Thursday, November 20, 2008

Continuing on this trend of music...when did rock and roll become safe? Well, let me rephrase that, when did rock music become safe? I mean, go back to the earliest days of rock and roll and everything about it was dangerous. It was Black at a time when the color of your skin was enough to get you thrown out of a bar; it was sexy during the family friend 50s. Look at Elvis, he was pure charisma and sex appeal. The music itself had a rhythm that was alien to the normalized ears of America. The rock was boring, it was the roll that was dangerous. I mean, my dad played the blues when I was a kid, and I loved that stuff. That was all roll right there. I grew up and wanted something faster and more aggressive. I found punk and ska, and I loved it. It had some of that same danger, but most of it was polished, clean and fun. But man, did it have rhythm. It was always hidden and obscured by sometimes awful lyrics and vocals. I matured though and I delved deeper into the more roll nature of punk and ska. Now, that glossy sheen has been tarnished a little bit, like car dragged through the mud. Don't get me wrong, I still love punk and ska, but my soul lies with rock and roll. It's that danger, the rhythm, the sheer fun of the music.
Punk embodied the danger of rock and roll. Look at a band like the Stooges or Black Flag or hell, any good punk show now a days. If the lyrics do denote some amount of urgency, then the show itself is scary. You don't know if someone is going to jump off the stage and join in the pit. Remember, I said good shows, like when you see the Flatliners or Big D and the Kids Table in some small basement where the stage is a foot high and security is your own forearm.

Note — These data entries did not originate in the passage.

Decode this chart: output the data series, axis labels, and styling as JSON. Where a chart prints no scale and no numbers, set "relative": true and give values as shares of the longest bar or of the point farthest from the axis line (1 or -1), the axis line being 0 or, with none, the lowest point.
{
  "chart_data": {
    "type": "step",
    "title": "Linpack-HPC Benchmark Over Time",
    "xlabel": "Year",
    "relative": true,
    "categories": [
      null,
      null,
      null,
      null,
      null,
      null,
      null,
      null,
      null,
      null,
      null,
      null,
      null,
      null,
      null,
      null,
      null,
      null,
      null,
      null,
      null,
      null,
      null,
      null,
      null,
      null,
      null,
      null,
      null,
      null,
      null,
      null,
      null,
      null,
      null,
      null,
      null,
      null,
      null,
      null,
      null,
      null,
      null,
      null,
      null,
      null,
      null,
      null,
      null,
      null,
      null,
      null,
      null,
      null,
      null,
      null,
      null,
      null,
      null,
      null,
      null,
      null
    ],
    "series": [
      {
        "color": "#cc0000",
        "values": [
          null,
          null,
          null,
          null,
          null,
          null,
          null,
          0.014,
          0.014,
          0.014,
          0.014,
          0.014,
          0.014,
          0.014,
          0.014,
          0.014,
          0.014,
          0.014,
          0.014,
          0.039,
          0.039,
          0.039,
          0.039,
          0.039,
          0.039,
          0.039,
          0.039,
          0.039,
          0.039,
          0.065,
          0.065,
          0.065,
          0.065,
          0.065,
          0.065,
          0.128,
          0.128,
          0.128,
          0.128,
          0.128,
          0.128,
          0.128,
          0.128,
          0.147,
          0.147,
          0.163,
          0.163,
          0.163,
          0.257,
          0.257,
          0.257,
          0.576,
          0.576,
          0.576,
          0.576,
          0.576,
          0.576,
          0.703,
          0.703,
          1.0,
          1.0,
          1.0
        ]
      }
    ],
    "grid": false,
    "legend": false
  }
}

Ska, ska is the rhythm. You get down and move to the left and the right in some sort of controlled spasm and you just dance. There's something primal about the circle of skankers that just feels right to me.

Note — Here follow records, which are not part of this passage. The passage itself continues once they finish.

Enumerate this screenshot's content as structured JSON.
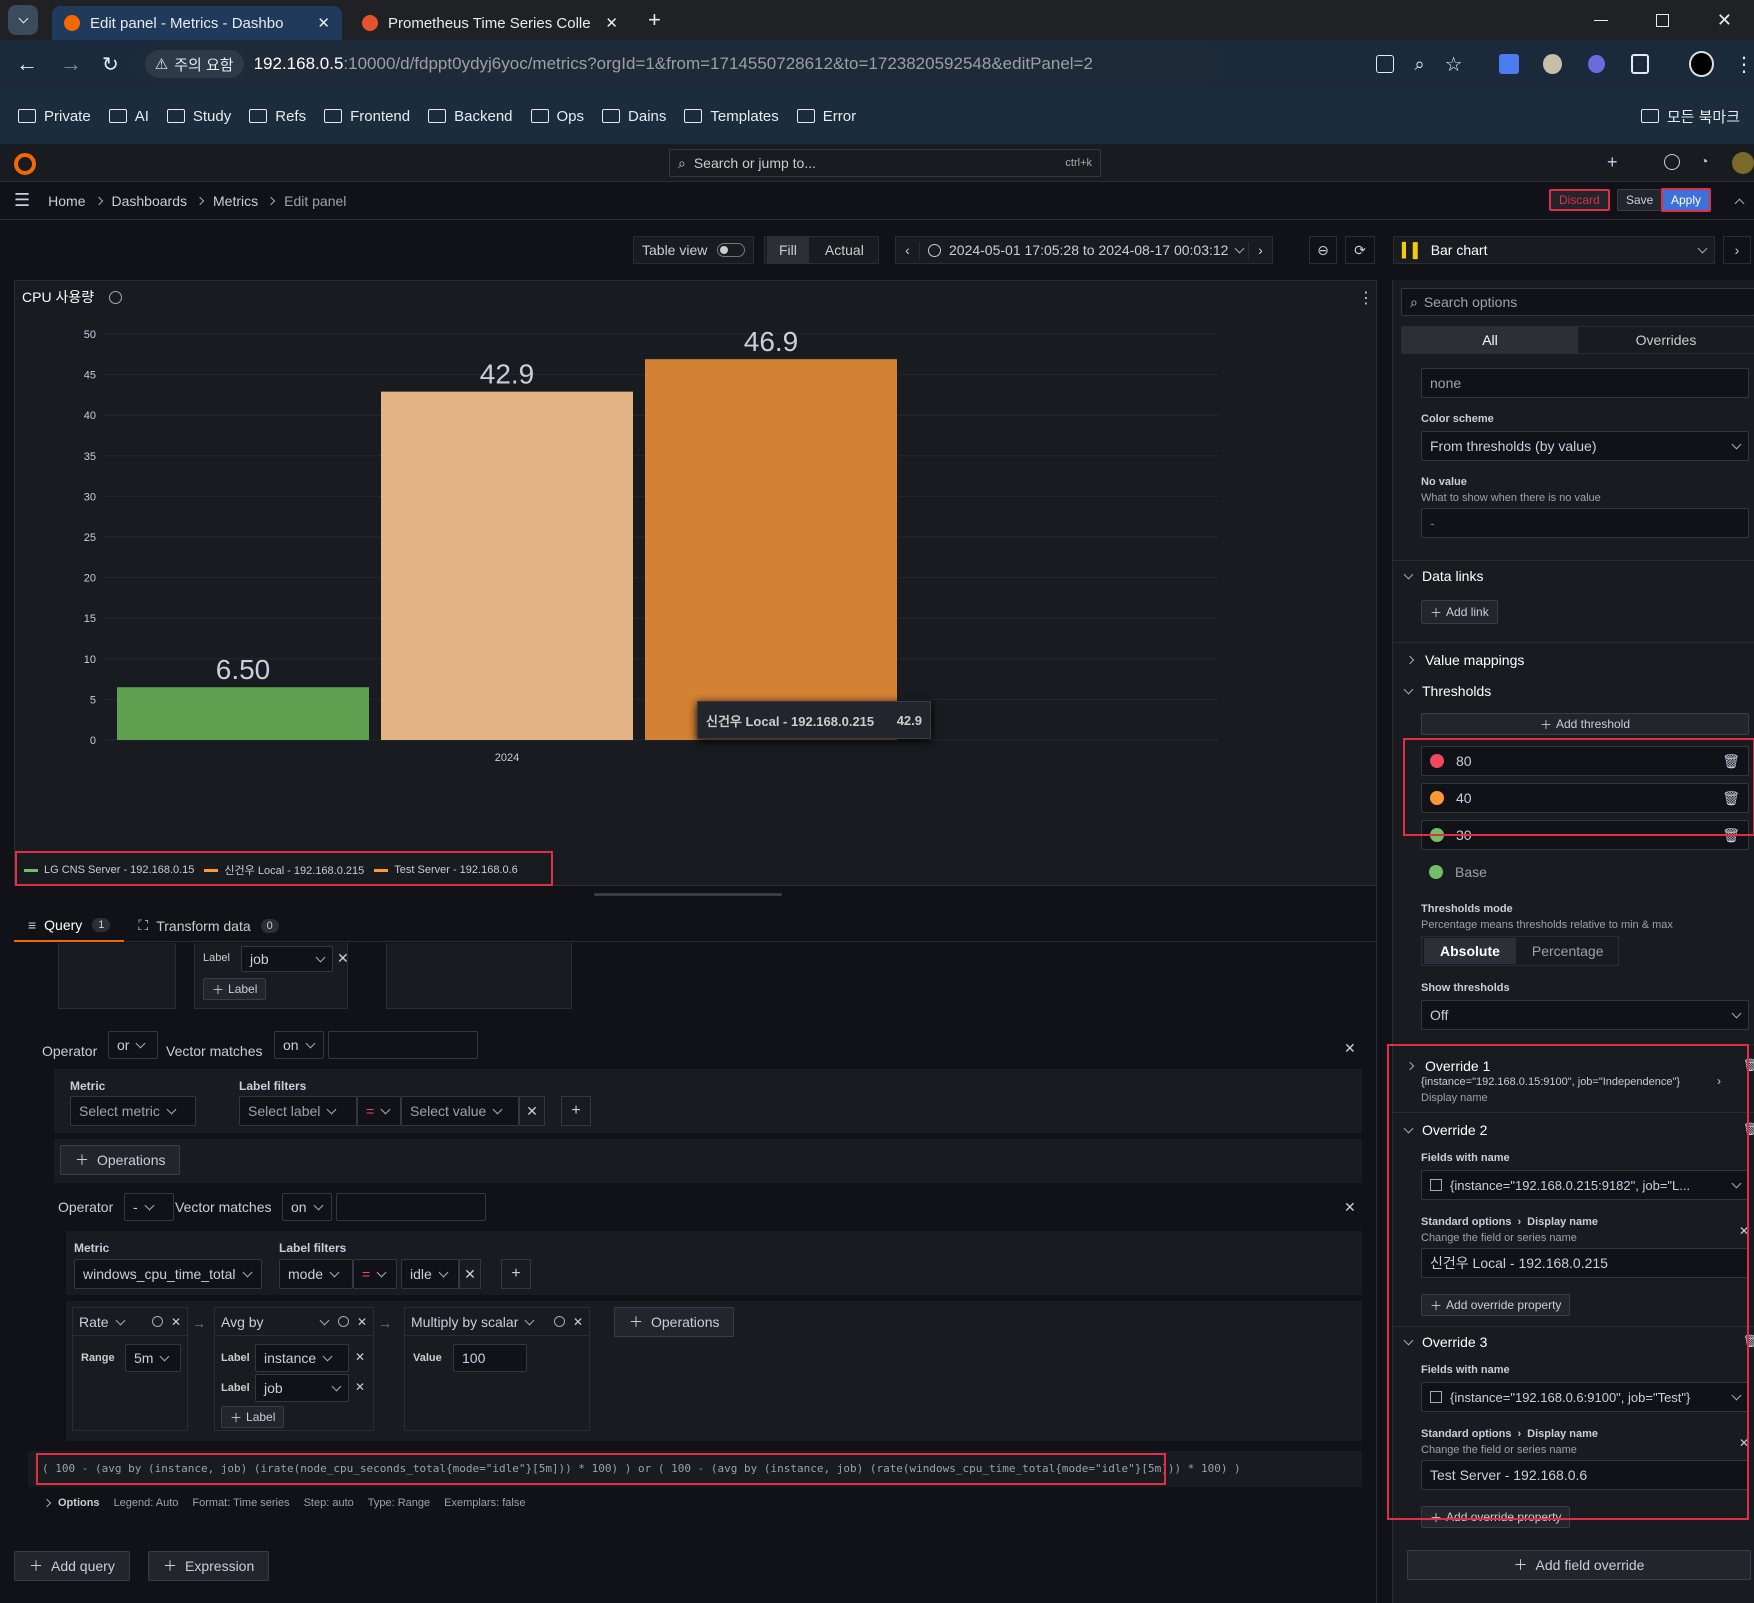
{
  "browser": {
    "tabs": [
      {
        "title": "Edit panel - Metrics - Dashbo",
        "active": true
      },
      {
        "title": "Prometheus Time Series Colle",
        "active": false
      }
    ],
    "security_label": "주의 요함",
    "url_host": "192.168.0.5",
    "url_rest": ":10000/d/fdppt0ydyj6yoc/metrics?orgId=1&from=1714550728612&to=1723820592548&editPanel=2",
    "bookmarks": [
      "Private",
      "AI",
      "Study",
      "Refs",
      "Frontend",
      "Backend",
      "Ops",
      "Dains",
      "Templates",
      "Error"
    ],
    "all_bookmarks": "모든 북마크"
  },
  "grafana": {
    "search_placeholder": "Search or jump to...",
    "search_shortcut": "ctrl+k",
    "breadcrumb": [
      "Home",
      "Dashboards",
      "Metrics",
      "Edit panel"
    ],
    "buttons": {
      "discard": "Discard",
      "save": "Save",
      "apply": "Apply"
    },
    "toolbar": {
      "table_view": "Table view",
      "fill": "Fill",
      "actual": "Actual",
      "time_range": "2024-05-01 17:05:28 to 2024-08-17 00:03:12",
      "viz": "Bar chart"
    },
    "panel": {
      "title": "CPU 사용량",
      "x_label": "2024",
      "tooltip_name": "신건우 Local - 192.168.0.215",
      "tooltip_value": "42.9",
      "legend": [
        {
          "name": "LG CNS Server - 192.168.0.15",
          "color": "#73bf69"
        },
        {
          "name": "신건우 Local - 192.168.0.215",
          "color": "#ff9830"
        },
        {
          "name": "Test Server - 192.168.0.6",
          "color": "#ff9830"
        }
      ]
    },
    "query_tabs": {
      "query": "Query",
      "query_count": "1",
      "transform": "Transform data",
      "transform_count": "0"
    },
    "query": {
      "label_word": "Label",
      "job": "job",
      "add_label": "Label",
      "operator_word": "Operator",
      "op1": "or",
      "vector_matches": "Vector matches",
      "on": "on",
      "metric_word": "Metric",
      "label_filters": "Label filters",
      "select_metric": "Select metric",
      "select_label": "Select label",
      "eq": "=",
      "select_value": "Select value",
      "operations": "Operations",
      "op2": "-",
      "metric2": "windows_cpu_time_total",
      "mode": "mode",
      "idle": "idle",
      "rate": "Rate",
      "range_word": "Range",
      "range": "5m",
      "avg_by": "Avg by",
      "instance": "instance",
      "multiply": "Multiply by scalar",
      "value_word": "Value",
      "value": "100",
      "expression": "( 100 - (avg by (instance, job) (irate(node_cpu_seconds_total{mode=\"idle\"}[5m])) * 100) ) or ( 100 - (avg by (instance, job) (rate(windows_cpu_time_total{mode=\"idle\"}[5m])) * 100) )",
      "options_line": [
        "Options",
        "Legend: Auto",
        "Format: Time series",
        "Step: auto",
        "Type: Range",
        "Exemplars: false"
      ],
      "add_query": "Add query",
      "expression_btn": "Expression"
    },
    "options_pane": {
      "search_placeholder": "Search options",
      "tabs": [
        "All",
        "Overrides"
      ],
      "unit_value": "none",
      "color_scheme_label": "Color scheme",
      "color_scheme": "From thresholds (by value)",
      "no_value_label": "No value",
      "no_value_desc": "What to show when there is no value",
      "no_value_placeholder": "-",
      "data_links": "Data links",
      "add_link": "Add link",
      "value_mappings": "Value mappings",
      "thresholds": "Thresholds",
      "add_threshold": "Add threshold",
      "threshold_items": [
        {
          "value": "80",
          "color": "#f2495c"
        },
        {
          "value": "40",
          "color": "#ff9830"
        },
        {
          "value": "30",
          "color": "#73bf69"
        },
        {
          "value": "Base",
          "color": "#73bf69"
        }
      ],
      "thresholds_mode_label": "Thresholds mode",
      "thresholds_mode_desc": "Percentage means thresholds relative to min & max",
      "mode_absolute": "Absolute",
      "mode_percentage": "Percentage",
      "show_thresholds_label": "Show thresholds",
      "show_thresholds": "Off",
      "override1_title": "Override 1",
      "override1_matcher": "{instance=\"192.168.0.15:9100\", job=\"Independence\"}",
      "override1_prop": "Display name",
      "override2_title": "Override 2",
      "fields_with_name": "Fields with name",
      "override2_field": "{instance=\"192.168.0.215:9182\", job=\"L...",
      "standard_options": "Standard options",
      "display_name": "Display name",
      "change_name_desc": "Change the field or series name",
      "override2_value": "신건우 Local - 192.168.0.215",
      "add_override_property": "Add override property",
      "override3_title": "Override 3",
      "override3_field": "{instance=\"192.168.0.6:9100\", job=\"Test\"}",
      "override3_value": "Test Server - 192.168.0.6",
      "add_field_override": "Add field override"
    }
  },
  "chart_data": {
    "type": "bar",
    "categories": [
      "2024"
    ],
    "series": [
      {
        "name": "LG CNS Server - 192.168.0.15",
        "values": [
          6.5
        ],
        "label": "6.50",
        "color": "#5fa150"
      },
      {
        "name": "신건우 Local - 192.168.0.215",
        "values": [
          42.9
        ],
        "label": "42.9",
        "color": "#e4b383"
      },
      {
        "name": "Test Server - 192.168.0.6",
        "values": [
          46.9
        ],
        "label": "46.9",
        "color": "#d38132"
      }
    ],
    "yticks": [
      "0",
      "5",
      "10",
      "15",
      "20",
      "25",
      "30",
      "35",
      "40",
      "45",
      "50"
    ],
    "ylim": [
      0,
      50
    ]
  }
}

So what band really does this for me now? It's still those dudes in the Gaslight Anthem. Their songs really speak to the underside of a safe time. Their songs speak about the other side of the happy life. The dive bars and broken down cars; backseat romance and nightlife with a switchblade. They have all the edge and rhythm of a good punk band and they sure know how to roll.
So now I've been digging on Johnny Cash and Waylon Jennings, picking up Tim Barry, Chuck Ragan, and Lucero. This stuff is rock and roll the way it should be. Punk, well, punk rock is something else, like the bastard child of rock and roll. What the radio plays...the radio lacks the roll, it lacks the soul.